As the merchants in the area refuse to have anything to do with the newcomer, since they consider the Iron Monkey their hero, an exhausted and extremely hungry Kei-ying ends up in Yang Tianchun’s house, where the doctor and his wife (?), Miss Orchid take care of him, even helping him release his son from the jail Cheng has put him in. Their clash seems inevitable, but eventually Hin-hung, an Inspector for the government arrives in the area with his team, and everything turns upside down.

Let us start with the obvious. The action scenes in the film are impervious. Yuen Woo Ping, who is also the action director has come up with a number of more than impressive choreographies, taking advantage of his protagonists’abilities, as Donnie Yen in his 30s moved like a lightning while Lee Fai (White Eagle, one of Hin-hung’s disciples) and Angie Tsang (Wong Fei Hung) were Wu Shu champions. Furthermore, the wirework, the stunts, and the special effects are more than impressive, with Yuen Woo Ping not shying away from the blood and violence, even when the receivers are children and women.

Arthur Wong and Tam Chi Wai’s cinematography is impressive, with their camera following the action as closely as possible. Furthermore, with the combination of Ringo Cheung’s production design and Ng Bo Ling’s costumes, the presentation of the era is quite accurate, both in the slums and in the palace. Chi Wai Chan, Angie Lam and Marco Mak’s editing induces the film with a very fast pace, which also extends to the non-fighting scenes, in a tactic that heightens the entertainment aspect of the film even more.

Furthermore, most of the archetypical elements of the wuxia are here, as the film includes corrupt officials, beautiful women, fights in roofs, the naming of the techniques used, shaolin monks, and impressive entries by both the villains and the protagonists. Add to that some elements of slapstick humor, a bit of drama, and you have the backbone of a true wuxia.

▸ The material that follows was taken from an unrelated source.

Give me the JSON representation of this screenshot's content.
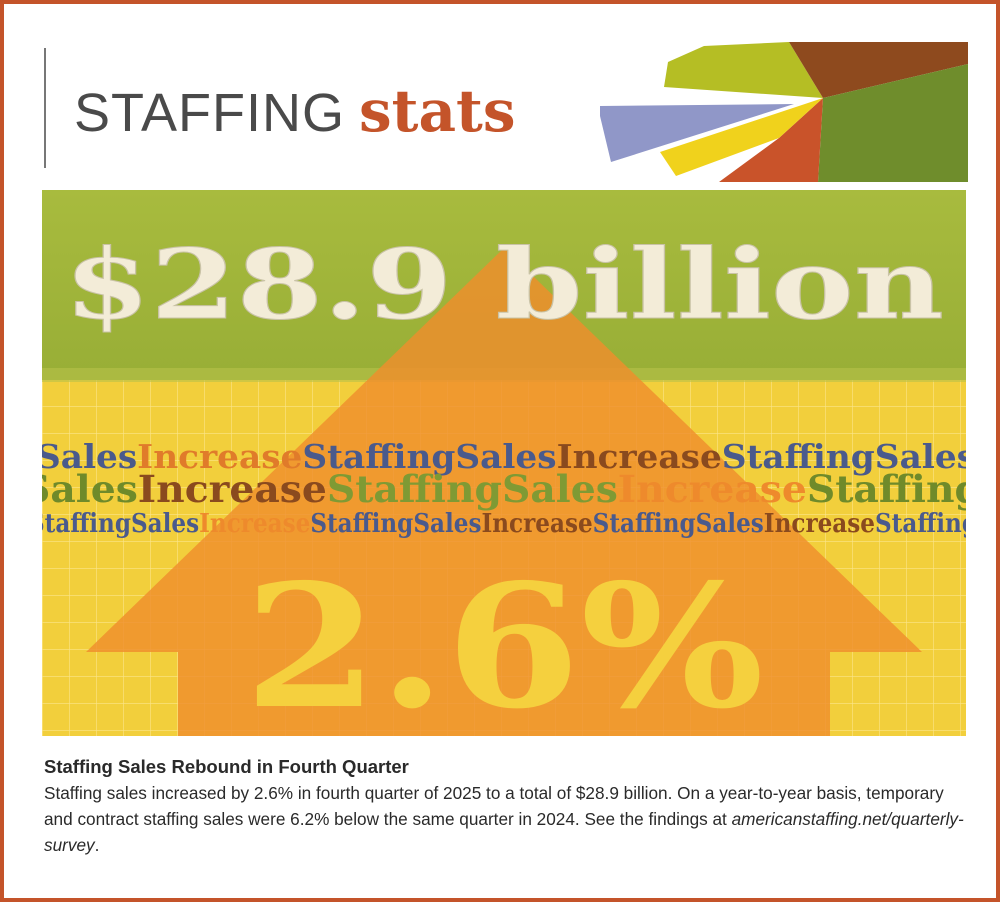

However, what sets “Iron Monkey” apart is that the political comments are quite frequent and pointy, with the script highlighting the corruption of the officials and their neglect of their subjects in the harshest fashion. The scene where Cheng is wondering about a way to raise money to buy another position is a distinct sample of the fact, along with his practices, which show absolutely no concern about the living or dying of the people in the area, but also his employees.

As is usually the case in the category, the acting serves the action scenes, for the most part. However, it is definitely on a much higher level here, than it is usually the case. Donnie Yen is quite convincing as the father in distress, while Rongguang Yu as Iron Monkey emits kindness and dignity from every pore. Gorgeous Jean Wang as Miss Orchid provides the necessary female aspect with gusto. The ones who steal the show though are the villains, with James Wong appearing as sleazy as possible in the role of Governor Cheng, while Yen Shi-kwan is great in the archetypical role of the majestically evil, as Hin-hung. Lastly, Yuen Shun-yi as General Fox, the head of Cheng’s guard, is the mains source of comedy in the film, rather successfully.

“Iron Monkey” is a masterpiece of the genre (to say the least) and a film all fans of wuxia and martial arts in general should have in their collection. The release from Eureka is excellent, in both image and sound, while the extras are more than interesting, as they include interviews with almost the whole cast, and even martial arts exhibitions from Angie Tsang and Lee Fai.